Афоня с усилием открыла глаза и обнаружила, что Шубин ее рассматривает с превеликим любопытством.
– Так-так... – пробормотал он. – Вот, значит, кого мне бог поперек пути привел!
– О чем вы? – прошептала Афоня, боясь говорить громче, чтобы не вернулась тошнота.
– Как же это я сразу не смекнул, старый дурень? – бормотал Шубин, словно бы говорил сам с собой. – А ведь он же мне ясно все рассказал, кто да что, и про жениха аглицкого, и про мужика-девку, и про опалу новую...
– Кто вам это рассказал? – с усилием приподнялась на локтях Афоня. – Вы с Никитой Афанасьевичем виделись, что ли? Он был здесь? Искал меня?
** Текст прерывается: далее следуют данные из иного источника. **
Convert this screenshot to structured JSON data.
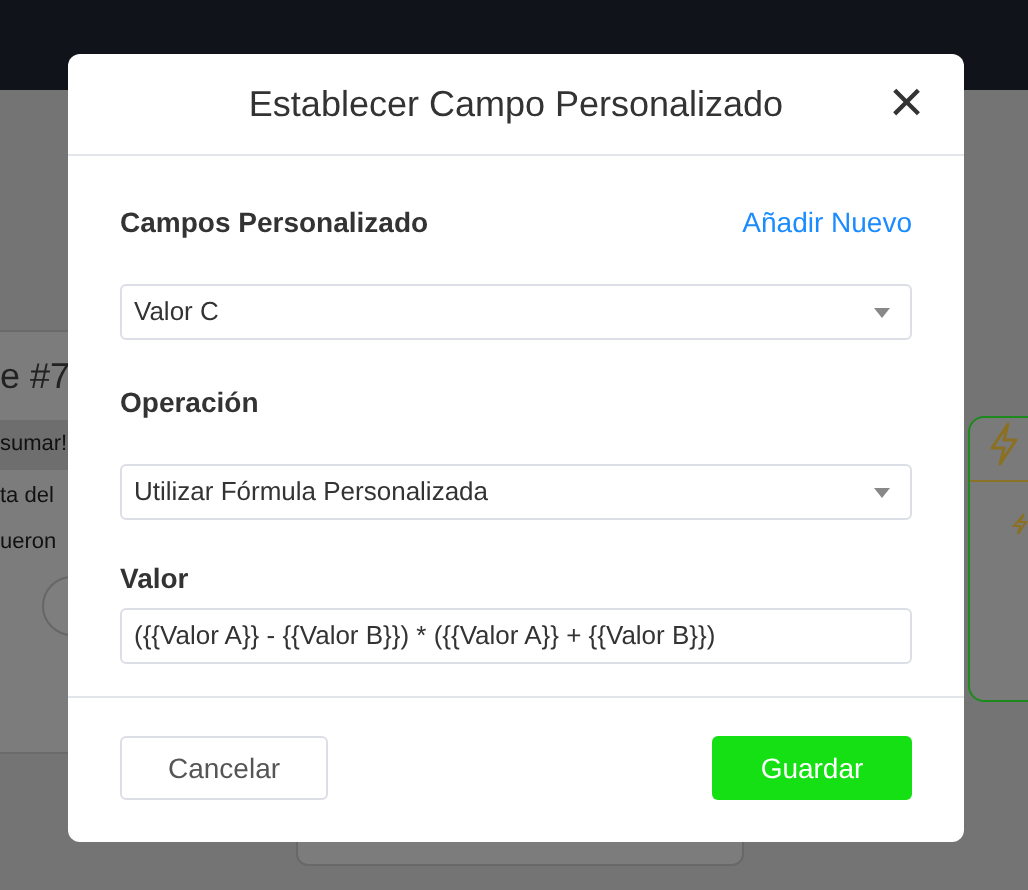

В ее голосе зазвенела такая отчаянная надежда, что Шубин умолк и уставился на нее с огромным любопытством, которое, впрочем, почти сразу сменилось сочувствием:
– Да нет, милушка, не Бекетов поведал мне сие, как бы он мог тебя искать, если даже не знает, куда кинуться? Дубина эта стоеросовая, жених твой бывший, небось никакой указки ему не дал. Разве додумался бы Никита к Чулкову податься? Конечно, уверен, что ни единой сочувственной души у него во дворце не осталось, а это не так, совсем не так! Остались у него доброжелатели и среди камергеров!